Ha! I do have to say that the explanation about choking the dough to make it is pretty accurate. And it is a very thick, chewy pasta. So as a food it is highly choke-able. At any rate, it was fun to make and the guys immediately volunteered that we should have it again. I do have to say, though, that it took about an hour to make the pasta. I suspect each time I make it, it will take less time. I had a pretty good rhythm going by the time I was half-way through the batch so it went a lot faster. It doesn't really make a huge pot of pasta. But it's so thick and filling that it was plenty for the three of us with another small serving left for my lunch. The recipe says it serve two, but I think you'd be uncomfortably full. Also...I almost forgot...another reason I like this recipe is because it calls for fresh tomatoes, which I love. But fresh slicing tomatoes are a no-no in our house when they are out of season because they taste so plastic. Cherry tomatoes, however, are pretty good and available all year around.

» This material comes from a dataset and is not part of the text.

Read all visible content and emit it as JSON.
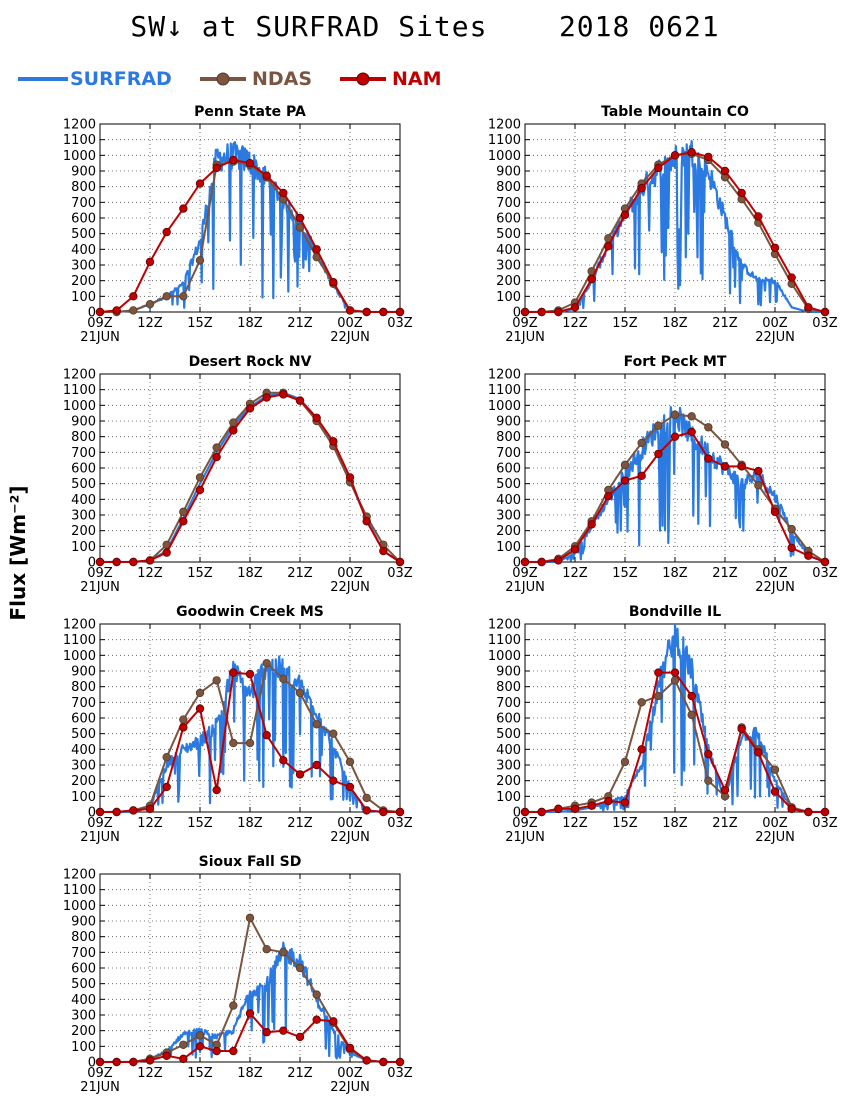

Strozzapreti with Roasted Tomatoes

12 oz (about 22) cherry tomatoes, halved
3 T olive oil
5 garlic cloves, minced
2/3 C finely grated pecorino or parmesan cheese
1/2 C firmly pack fresh basil or parsley leaves

1 C grano duro flour or unbleached all-purpose flour
2 large eggs

First the sauce:
Preheat the oven to 350 degrees. In a mixing bowl, gently toss the tomatoes, 1 Tablespoon of the oil and 4 of the garlic cloves. Spread the mixture on a baking sheet, cut sides of the tomatoes up. Roast until soft and collapsing, about 45 minutes. Do not allow them to dry or brown.
Meanwhile, in a food processor combine the remaining garlic clove, cheese and basil or parsley. Process until very finely chopped. It will look granular. When the tomatoes are done, immediately spread the cheese-herb mixture on top of them and mash them lightly with the back of a spoon so the cheese melts. Drizzle with 2 more tablespoons of olive oil and set aside.

The strozzapreti:
Mound the 1 cup of flour on the counter, make a well in the center and drop in the eggs and flour. Using your hands, mix the eggs in the well, gradually pushing in more and more flour to make a pasty dough. Add more flour if needed, but don't let it get too stiff. You don't want it to be too sticky to shape with your hands and you don't want it too stiff and dry. Think about play-dough. Make it a little bit stiffer than that.
Roll the dough out onto a floured surface (wooden surfaces work best) until it's as thin as you can make it. Be sure you have enough flour down that you can pick up the dough easily. Cut the dough into strips about 1 inch wide and 3 inches long. Don't worry about being exact.
Pick up a strip and wind it around a skewer. Bamboo would best but I just used a metal kabob skewer. Squeeze it onto the skewer (choking the priest) and then slide it off the end. It takes a little practice to get it down, but after several you'll figure out your own technique. Lay the strozzapreti out on a plate until you are all done.

Cook the strozzapreti in a large pot of boiling salted water. You want the pasta to be tender and slightly chewy, but cooked through. When it's done, drain it and pour into a large bowl. Immediately add the tomato mixture, tossing quickly.